The electricity consumption of the ILC will be everything but negligible. The ILC is certainly the less “energy hungry” of all future projects thanks, in particular, to its superconducting radiofrequency (RF) technology. However with 164 megawatts of peak power its consumption will be similar to CERN running the Large Hadron Collider, which in turn roughly equals the consumption of half of the 500,000 residents in the canton of Geneva. At the same time, the total beam power for the ILC’s e+e- collisions amounts to some 10 megawatts, leading to an overall efficiency of six percent – a lot of energy is lost in wasted heat from RF, powering the cooling plants or normal conducting magnets and in the beam dumps. “We increase the fundamental knowledge of mankind, but we waste a lot of energy doing that,” says Denis Perret-Gallix of IN2P3/CNRS, France. “I think we have a role to play in society, so let’s tackle the important aspect of the environment from the very beginning.” It might also mean substantial savings in the running costs.

The approach is to recycle and recover as much as possible of the energy that you can’t save in the first place. Klystrons, the accelerator’s pulse, currently operate at an efficiency of 60 percent in the best case; but “it might be possible to get them up to 80 percent if current R&D succeeds,” reports Hitoshi Hayano of KEK, Japan. This would mean a big dent in the power wasted in operations.

The beam energy in the beam dumps could be recovered and used not only to heat buildings or, more ingeniously, to cool equipment but, by vaporising liquid nitrogen, could produce electricity again.

But the prime interest in liquid nitrogen is that it can be used as a pre-cooling for the cryogenics, which could save a lot of power, even if safety and more complex operation issues should be addressed. “We could even produce it ourselves with the resources we have in Iwate – wind energy, geothermal energy, marine energy – and then retrieve this energy when needed,” suggests Takayuki Saeki from KEK.

Another possibility for the beam dumps currently being studied  is to decelerate the beams through the formation of a wakefield in a gas plasma chamber. The microwaves produced by the exited plasma could then be recycled as electricity.

The group also proposes to build an energy centre on campus which would make sure the power is used well and innovations are put forward to society fast and efficiently by working hand in hand with power companies.

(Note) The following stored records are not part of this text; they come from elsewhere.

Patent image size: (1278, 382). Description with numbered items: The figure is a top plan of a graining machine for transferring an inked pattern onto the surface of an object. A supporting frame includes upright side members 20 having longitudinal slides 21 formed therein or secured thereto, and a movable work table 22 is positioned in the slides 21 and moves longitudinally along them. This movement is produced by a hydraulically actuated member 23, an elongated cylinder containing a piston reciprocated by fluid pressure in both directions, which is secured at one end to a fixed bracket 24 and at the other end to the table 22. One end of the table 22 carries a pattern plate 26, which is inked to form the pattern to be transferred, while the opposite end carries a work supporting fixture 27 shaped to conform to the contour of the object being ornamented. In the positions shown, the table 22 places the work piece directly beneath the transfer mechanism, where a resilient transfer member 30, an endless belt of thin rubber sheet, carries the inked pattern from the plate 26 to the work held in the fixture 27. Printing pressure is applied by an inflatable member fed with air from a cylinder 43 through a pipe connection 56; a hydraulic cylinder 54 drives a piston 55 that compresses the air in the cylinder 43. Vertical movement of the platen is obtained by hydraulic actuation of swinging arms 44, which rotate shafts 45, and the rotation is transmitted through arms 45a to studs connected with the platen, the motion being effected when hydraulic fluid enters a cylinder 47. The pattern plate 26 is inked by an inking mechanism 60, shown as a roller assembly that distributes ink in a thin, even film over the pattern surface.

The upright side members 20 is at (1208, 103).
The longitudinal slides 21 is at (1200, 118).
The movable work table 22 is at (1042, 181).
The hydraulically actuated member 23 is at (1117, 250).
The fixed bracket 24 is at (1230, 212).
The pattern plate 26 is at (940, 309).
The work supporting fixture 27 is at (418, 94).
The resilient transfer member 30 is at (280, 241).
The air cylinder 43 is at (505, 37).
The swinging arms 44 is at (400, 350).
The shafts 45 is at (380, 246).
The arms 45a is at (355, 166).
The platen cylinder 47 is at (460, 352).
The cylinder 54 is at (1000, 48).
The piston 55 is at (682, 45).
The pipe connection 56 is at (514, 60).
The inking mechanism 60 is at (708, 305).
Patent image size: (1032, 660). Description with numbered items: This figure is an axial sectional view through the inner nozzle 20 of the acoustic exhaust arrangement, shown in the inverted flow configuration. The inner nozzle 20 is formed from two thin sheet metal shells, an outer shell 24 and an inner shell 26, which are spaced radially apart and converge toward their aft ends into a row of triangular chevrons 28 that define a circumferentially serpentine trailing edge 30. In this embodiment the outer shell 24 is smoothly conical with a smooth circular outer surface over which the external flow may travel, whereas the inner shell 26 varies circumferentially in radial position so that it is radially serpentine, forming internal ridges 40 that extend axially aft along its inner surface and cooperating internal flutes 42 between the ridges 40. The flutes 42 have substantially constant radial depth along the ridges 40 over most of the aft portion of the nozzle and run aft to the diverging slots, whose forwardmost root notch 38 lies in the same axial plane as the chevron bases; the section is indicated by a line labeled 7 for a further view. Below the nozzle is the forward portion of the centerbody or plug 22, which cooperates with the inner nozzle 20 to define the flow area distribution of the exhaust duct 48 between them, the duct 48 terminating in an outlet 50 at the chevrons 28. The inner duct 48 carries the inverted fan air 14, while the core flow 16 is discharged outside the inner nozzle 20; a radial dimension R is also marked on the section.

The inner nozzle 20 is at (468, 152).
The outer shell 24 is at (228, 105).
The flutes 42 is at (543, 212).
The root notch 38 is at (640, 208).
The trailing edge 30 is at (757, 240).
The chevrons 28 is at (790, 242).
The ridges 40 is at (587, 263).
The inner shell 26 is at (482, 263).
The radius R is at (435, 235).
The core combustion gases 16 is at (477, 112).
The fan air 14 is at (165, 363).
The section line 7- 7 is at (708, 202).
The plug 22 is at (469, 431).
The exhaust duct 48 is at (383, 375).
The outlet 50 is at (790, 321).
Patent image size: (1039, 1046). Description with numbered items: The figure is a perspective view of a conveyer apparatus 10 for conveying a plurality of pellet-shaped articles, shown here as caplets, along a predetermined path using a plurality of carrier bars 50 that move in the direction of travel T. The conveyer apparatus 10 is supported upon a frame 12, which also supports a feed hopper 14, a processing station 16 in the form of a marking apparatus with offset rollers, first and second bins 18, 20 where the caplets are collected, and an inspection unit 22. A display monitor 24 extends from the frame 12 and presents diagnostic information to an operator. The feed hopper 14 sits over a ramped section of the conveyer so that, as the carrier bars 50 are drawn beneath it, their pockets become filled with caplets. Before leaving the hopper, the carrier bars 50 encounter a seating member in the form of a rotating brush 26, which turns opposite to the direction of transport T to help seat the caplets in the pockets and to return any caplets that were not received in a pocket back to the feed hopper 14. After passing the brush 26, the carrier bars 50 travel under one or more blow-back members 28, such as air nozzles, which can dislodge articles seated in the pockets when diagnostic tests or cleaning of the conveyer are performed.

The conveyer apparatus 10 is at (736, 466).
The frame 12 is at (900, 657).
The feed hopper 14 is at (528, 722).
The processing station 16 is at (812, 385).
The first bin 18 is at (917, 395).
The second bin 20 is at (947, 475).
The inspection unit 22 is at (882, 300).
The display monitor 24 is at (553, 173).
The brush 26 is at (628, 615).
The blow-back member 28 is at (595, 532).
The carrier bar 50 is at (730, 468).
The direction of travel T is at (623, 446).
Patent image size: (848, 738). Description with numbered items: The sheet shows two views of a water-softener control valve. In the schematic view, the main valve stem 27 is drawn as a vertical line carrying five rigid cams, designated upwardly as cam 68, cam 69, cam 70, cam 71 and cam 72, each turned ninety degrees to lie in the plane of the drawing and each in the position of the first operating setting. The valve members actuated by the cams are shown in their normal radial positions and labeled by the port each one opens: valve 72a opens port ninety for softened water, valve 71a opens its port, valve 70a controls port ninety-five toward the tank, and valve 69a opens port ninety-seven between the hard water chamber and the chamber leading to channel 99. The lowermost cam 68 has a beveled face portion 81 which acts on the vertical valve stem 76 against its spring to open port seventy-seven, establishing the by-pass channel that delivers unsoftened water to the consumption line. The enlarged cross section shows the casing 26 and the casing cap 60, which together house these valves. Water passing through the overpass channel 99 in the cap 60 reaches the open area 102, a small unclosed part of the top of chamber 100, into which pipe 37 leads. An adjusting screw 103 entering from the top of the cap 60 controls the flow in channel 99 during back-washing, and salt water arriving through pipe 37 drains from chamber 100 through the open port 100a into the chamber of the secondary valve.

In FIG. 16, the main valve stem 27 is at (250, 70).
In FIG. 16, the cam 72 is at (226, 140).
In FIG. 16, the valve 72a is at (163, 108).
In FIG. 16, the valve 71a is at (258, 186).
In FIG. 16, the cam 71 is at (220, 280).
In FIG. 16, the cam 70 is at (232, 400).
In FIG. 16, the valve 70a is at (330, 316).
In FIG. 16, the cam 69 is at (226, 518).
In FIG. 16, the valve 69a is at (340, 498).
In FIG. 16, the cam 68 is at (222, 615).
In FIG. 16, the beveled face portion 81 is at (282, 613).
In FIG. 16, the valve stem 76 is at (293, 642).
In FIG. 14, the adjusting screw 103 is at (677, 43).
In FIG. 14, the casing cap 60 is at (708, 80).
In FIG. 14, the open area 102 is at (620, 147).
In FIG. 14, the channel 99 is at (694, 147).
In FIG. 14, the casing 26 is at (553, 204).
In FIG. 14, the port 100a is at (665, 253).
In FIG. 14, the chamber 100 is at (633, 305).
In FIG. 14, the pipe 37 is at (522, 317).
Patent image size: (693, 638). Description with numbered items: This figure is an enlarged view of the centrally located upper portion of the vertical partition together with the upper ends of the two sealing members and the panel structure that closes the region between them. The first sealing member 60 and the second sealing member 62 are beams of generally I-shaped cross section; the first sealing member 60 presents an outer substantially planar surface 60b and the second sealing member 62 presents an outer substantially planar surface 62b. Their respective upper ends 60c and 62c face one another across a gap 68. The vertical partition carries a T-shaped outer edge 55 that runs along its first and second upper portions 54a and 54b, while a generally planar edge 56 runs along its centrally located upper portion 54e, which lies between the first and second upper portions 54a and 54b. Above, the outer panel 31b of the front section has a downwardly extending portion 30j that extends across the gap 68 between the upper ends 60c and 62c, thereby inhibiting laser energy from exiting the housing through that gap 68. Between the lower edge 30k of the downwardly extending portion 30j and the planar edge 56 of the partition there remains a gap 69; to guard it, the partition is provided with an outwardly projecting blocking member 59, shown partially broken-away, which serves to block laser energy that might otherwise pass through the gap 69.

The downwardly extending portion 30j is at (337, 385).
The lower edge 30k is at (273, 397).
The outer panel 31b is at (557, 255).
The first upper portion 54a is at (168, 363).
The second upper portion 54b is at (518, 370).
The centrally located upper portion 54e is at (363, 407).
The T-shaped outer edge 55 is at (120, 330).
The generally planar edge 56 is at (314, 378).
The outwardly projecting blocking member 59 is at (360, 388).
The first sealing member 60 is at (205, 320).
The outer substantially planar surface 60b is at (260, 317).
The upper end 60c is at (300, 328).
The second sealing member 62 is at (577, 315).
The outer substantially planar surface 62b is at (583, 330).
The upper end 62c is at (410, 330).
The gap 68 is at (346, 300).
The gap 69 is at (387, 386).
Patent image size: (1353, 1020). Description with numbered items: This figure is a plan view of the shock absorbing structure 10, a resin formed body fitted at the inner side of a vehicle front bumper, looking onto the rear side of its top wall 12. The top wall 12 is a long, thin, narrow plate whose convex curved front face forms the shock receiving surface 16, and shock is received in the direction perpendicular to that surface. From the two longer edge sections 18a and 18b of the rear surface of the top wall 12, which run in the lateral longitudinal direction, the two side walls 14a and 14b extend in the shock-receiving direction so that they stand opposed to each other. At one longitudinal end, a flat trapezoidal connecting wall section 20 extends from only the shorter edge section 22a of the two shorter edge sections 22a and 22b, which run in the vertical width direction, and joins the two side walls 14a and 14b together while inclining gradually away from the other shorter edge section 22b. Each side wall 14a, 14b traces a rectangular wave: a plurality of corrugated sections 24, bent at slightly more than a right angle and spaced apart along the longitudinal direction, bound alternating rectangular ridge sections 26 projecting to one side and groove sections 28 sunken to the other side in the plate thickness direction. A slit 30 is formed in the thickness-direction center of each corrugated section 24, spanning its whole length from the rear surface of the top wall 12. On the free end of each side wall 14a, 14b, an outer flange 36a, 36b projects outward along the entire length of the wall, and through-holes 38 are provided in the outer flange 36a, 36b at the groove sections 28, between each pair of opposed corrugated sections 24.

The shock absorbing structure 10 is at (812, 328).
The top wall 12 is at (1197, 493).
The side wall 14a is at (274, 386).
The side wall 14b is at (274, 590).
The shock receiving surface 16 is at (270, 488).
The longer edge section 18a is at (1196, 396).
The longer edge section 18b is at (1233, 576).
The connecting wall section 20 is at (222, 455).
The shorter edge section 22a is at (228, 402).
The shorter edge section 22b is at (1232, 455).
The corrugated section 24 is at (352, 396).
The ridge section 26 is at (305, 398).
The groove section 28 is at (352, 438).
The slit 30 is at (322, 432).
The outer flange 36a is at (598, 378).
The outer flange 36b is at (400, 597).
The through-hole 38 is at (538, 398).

After the 2011 earthquake and tsunami and the Fukushima power plant accident, energy is a topic of concern in Japan, and the Japanese “Advanced Accelerator Association promoting science & technology” (AAA) decided to create a Green-ILC Working Group, which met in February this year. In fact sustainability is a topic that concerns all future colliders, from ILC and CLIC to the Chinese CepC-SppS project and the Future Circular Colliders discussed at CERN, so that during the recent LCWS14 workshop in Belgrade the future projects got together in a joint meeting to discuss sustainability options. The first starting point is a joint model of how energy is consumed in a collider so that projects can be compared accurately, which does not exist yet. “A greener ILC is just the first step towards sustainability” predicts Atsuto Suzuki, Director general of KEK.  In order to make progress in fundamental science, projects need a lot of energy. But maybe in the long run this research can lead to progress in energy production and consumption as well.

Leading by example: ESS

The European Spallation Source ESS (europeanspallationsource.se) employs the “4R” strategy to make the facility as sustainable as possible. The four Rs stand for Responsible, Renewable, Recyclable and Reliable. Responsible refers to the power consumption, which will be monitored to stay below 270 GWh per year; renewable refers to the kinds of energy sources, which must all be renewable (for example wind energy) while being cost-competitive at the same time, and recyclable means that any surplus heat produced in the facility should be recycled, for example by replacing cooling towers with a cooling system that is based on heat recycling. Finally, all critical equipment like the cooling and power systems must be operated in a Reliable way to secure the facility’s operational availability for the researchers.